Langsam sehe ich wieder zum Horizont und bleibe stehen. Finn läuft weiter bis meine Hand in stoppt. Er seufzt genervt auf. War ziemlich zügig gegangen. „Guck mal, die Sonne geht auf." Der Himmel hat sich in ein warmes Apricot gefärbt. Wie bei einem Aquarellbild vermischen sich die Goldtöne hinter den flauschigen schmalen Wolken als würde ein Tor im Himmel geöffnet. Ich lächle glücklich. „Unglaublich." Finn sieht mich skeptisch an und da ich seinen Blick auf mir spüren kann, gucke ich in sein unbeeindrucktes Gesicht. „Mann Finn, du siehst Wunder auch selbst dann nicht, wenn sie direkt vor deiner Nase sind." Bevor er mich davon abhalten kann, drücke ich sein Kinn mit meiner freien Hand nach oben zum Himmel. Er will mich wütend ansehen, bleibt dann aber mit seinem Blick am Himmel hängen. Es ist als würden seine Augen endlich mal was schönes sehen. „Das untere ich Zitronengelb so wie Flip-Flops, das innere der Banane oder Limonade, das dadrüber ist Sandfarben wie der Strand, wenn man im Urlaub ist. Zwar trocken, aber ganz fein und warm. Dann kommt Lachs und Apricot, das ist das was so orange aussieht. So wie Pfirsiche, Lipbalm oder Textmarker. Wenn du ganz genau hinsiehst, dann ist da noch magenta wie bei Orchideen und rot wie der Saft von einer Wassermelone. Fast so als könnte man den Himmel schmecken." Ich drücke seine Hand und flüstere leise. „Wenn du weiter hoch guckst, dann ist da Mint wie Zahnpasta, Aqua wie die Fliesen im Schwimmbad, Türkis wie die Steine aus denen man Schmuck machen kann und der Star des ganzen: Eisblau, genau wie die Farbe deiner Augen." Finn schluckt trocken, nimmt seinen Blick jedoch nicht vom Himmel.
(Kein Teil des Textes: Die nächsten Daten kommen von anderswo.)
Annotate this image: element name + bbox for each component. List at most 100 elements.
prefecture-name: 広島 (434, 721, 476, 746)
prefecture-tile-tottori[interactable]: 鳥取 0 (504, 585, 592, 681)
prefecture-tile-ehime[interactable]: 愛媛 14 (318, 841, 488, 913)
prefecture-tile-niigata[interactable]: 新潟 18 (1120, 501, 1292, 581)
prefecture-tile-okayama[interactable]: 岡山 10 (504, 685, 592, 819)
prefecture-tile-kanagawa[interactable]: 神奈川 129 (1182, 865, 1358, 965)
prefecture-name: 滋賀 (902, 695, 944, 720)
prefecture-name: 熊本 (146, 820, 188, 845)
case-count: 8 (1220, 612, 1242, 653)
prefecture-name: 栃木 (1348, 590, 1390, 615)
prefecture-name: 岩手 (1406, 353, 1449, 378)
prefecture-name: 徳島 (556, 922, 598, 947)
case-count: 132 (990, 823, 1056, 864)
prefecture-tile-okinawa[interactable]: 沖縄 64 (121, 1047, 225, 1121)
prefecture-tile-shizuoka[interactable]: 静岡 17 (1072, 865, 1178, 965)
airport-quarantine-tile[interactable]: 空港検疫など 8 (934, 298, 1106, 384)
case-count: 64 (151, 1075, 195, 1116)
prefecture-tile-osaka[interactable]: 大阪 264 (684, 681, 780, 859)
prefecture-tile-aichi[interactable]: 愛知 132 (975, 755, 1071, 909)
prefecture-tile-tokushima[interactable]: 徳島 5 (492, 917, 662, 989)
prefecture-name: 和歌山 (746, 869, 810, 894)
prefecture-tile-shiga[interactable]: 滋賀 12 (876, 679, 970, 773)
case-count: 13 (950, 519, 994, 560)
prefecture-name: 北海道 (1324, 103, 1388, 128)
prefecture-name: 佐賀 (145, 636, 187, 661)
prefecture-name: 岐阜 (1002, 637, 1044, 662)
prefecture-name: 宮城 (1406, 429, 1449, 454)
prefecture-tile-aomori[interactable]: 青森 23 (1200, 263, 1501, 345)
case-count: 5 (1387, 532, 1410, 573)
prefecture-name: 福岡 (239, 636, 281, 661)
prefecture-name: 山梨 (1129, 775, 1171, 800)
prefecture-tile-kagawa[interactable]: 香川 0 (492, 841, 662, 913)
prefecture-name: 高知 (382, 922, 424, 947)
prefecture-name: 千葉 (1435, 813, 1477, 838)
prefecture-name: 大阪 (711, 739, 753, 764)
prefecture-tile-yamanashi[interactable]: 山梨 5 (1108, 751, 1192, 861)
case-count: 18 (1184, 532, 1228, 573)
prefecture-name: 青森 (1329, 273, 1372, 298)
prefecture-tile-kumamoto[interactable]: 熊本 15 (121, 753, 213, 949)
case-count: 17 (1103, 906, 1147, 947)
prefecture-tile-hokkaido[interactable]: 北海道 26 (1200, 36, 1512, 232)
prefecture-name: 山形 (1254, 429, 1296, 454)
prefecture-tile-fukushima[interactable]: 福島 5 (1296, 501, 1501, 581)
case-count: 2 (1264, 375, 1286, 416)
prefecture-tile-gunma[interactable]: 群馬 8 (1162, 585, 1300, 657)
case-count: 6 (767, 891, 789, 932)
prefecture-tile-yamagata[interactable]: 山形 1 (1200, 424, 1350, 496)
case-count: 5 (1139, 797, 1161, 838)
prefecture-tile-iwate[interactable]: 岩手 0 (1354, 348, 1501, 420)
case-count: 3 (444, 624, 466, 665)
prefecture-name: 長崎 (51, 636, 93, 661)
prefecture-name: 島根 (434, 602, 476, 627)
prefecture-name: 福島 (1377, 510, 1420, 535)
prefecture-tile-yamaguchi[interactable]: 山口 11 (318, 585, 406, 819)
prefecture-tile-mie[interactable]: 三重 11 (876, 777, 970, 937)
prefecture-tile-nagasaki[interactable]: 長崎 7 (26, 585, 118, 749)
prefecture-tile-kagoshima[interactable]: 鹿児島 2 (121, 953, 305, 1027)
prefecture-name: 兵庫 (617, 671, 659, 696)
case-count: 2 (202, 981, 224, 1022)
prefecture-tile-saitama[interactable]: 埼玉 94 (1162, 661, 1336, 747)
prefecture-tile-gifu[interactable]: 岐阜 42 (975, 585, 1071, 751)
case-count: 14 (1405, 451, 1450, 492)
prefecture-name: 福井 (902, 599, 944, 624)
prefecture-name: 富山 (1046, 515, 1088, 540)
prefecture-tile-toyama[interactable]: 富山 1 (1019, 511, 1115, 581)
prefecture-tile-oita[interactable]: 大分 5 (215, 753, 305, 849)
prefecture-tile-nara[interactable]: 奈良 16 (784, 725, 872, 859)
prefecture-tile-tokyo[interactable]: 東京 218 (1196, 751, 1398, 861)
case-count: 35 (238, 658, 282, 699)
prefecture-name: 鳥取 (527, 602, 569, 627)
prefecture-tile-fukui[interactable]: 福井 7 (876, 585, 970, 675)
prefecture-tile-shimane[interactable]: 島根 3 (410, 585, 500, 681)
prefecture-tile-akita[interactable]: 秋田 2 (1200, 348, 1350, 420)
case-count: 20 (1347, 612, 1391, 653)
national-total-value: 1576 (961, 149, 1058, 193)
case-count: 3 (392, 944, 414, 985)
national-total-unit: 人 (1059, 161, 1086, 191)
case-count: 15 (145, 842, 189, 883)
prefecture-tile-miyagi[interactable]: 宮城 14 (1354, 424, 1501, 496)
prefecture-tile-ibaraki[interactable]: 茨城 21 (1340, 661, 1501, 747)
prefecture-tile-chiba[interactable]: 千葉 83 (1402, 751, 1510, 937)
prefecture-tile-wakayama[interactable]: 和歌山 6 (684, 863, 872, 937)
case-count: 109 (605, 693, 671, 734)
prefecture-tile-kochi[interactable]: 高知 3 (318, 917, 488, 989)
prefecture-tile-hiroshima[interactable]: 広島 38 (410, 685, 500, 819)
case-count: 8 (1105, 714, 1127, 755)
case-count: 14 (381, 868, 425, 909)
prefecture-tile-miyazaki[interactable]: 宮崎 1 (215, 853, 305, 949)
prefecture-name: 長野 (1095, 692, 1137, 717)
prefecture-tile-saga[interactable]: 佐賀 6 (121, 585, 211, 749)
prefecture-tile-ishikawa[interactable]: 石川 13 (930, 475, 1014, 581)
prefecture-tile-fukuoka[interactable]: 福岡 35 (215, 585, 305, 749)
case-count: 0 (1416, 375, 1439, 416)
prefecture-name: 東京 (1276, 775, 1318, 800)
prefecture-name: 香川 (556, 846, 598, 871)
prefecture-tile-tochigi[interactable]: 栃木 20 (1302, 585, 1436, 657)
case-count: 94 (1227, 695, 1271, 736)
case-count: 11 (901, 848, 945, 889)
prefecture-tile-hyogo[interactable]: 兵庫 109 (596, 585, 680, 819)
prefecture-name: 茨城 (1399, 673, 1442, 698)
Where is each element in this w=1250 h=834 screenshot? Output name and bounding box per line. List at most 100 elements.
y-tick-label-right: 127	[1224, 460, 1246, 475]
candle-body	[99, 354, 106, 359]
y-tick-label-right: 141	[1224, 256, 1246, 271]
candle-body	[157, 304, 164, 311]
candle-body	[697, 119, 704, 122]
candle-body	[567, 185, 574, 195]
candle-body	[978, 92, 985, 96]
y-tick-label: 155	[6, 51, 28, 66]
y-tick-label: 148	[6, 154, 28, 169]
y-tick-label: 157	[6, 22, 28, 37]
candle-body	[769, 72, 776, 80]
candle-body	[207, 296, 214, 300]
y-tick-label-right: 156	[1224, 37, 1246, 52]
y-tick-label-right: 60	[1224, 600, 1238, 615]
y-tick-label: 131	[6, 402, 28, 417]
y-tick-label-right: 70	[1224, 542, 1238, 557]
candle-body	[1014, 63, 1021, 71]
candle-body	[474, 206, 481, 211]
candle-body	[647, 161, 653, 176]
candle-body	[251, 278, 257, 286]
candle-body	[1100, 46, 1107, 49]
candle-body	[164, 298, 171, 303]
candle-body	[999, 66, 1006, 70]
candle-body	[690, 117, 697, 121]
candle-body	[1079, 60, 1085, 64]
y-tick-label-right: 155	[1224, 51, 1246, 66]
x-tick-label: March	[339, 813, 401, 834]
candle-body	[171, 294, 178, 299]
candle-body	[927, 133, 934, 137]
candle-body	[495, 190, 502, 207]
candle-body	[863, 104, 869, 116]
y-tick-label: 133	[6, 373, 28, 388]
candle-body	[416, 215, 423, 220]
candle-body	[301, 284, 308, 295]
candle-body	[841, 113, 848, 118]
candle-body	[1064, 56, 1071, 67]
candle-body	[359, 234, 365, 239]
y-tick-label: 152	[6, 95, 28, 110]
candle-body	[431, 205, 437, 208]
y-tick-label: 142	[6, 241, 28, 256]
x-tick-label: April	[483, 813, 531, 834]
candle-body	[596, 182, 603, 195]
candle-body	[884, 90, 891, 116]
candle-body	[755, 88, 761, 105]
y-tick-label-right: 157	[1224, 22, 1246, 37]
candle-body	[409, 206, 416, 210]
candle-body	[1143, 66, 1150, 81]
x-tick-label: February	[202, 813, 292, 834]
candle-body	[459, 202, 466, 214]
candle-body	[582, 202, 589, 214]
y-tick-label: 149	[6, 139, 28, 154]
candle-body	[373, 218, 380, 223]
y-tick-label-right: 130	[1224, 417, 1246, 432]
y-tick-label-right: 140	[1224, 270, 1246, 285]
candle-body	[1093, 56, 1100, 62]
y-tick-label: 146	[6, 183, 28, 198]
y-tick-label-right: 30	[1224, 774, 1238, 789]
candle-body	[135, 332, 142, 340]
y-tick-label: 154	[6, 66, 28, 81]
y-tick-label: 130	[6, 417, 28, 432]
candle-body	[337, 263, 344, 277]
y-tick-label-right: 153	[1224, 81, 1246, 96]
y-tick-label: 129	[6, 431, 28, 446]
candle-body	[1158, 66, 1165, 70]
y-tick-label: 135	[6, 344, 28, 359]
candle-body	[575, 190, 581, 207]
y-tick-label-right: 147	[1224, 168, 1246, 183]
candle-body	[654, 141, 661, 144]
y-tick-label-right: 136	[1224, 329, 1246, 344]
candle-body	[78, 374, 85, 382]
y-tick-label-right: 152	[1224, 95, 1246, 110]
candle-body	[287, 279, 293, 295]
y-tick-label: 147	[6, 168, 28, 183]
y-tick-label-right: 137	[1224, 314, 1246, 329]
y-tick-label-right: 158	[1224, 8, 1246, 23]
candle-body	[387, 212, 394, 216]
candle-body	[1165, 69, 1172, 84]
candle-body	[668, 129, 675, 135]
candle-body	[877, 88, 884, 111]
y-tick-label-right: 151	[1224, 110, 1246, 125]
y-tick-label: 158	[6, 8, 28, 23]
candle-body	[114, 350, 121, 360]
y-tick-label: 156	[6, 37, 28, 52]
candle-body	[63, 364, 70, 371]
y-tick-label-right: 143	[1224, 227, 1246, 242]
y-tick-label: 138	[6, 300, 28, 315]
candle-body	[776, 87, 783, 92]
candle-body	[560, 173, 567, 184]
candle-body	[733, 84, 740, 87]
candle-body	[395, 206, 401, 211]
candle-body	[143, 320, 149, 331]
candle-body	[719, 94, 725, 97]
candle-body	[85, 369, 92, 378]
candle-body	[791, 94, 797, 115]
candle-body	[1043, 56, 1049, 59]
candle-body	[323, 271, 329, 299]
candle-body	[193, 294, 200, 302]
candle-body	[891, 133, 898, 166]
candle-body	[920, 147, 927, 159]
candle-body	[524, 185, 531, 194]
„Woher weißt du das alles?" Ich sehe weiter fasziniert nach oben. Versuche mir jedes Stück zu merken. „Ich hab nicht viele Talente oder Interessen. Ich kann nicht gut rechnen, habe keine gute Rechtschreibung, bin weder sportlich noch gelenkig. Kann nicht mal simple Dinge wie diesen Himmel fotografieren. Was ich aber kann ist malen. Ich male was ich fühle, rieche, schmecke. Während andere Musik hören, sich mit Freunden treffen oder ins Fitnessstudio gehen, sitze ich für Stunden, manchmal die ganze Nacht lang an meinem Schreibtisch und male. Kann jede dieser Farben vor mir sehen, wenn ich die Augen schließe." Finn dreht sich ein Stück um einen anderen Teil des Himmels anzusehen. Es ist als würden seine Pupillen sich weiten um jede Farbe wie Schmetterlinge mit einem Netz aufzufangen. Man sollte mal mit Finn in eine Kunstausstellung gehen, da würde er mal was magisches sehen.
„Du trägst deine Nasenspitze immer hoch, Finn, aber nicht hoch genug, denn deine Augen gucken als hätten sie anstatt dem Himmel immer nur den Boden angeguckt." Er sieht mich an und antwortet ernst: „Nicht den Boden. Den Horizont." Dann nimmt er mich und zieht mich einfach weiter. Ich halte seine Hand einfach weiter fest obwohl es gar nicht mehr dunkel ist. Kommt mir irgendwie richtig vor. Und während er mich so zieht, so hektisch als sei er ein Vampir und müsste vor der Sonne fliehen, da frage ich mich was seine Worte zu bedeuten haben. Ich, die immer nur verträumt hoch zum Himmel starrt und er, der den Horizont nie aus den Augen zu lassen scheint. Vielleicht gehen wir deswegen so schnell. Als würde irgendwo hinter dem Horizont Finns eigentliches Ziel liegen und ich habe bloß keine Ahnung.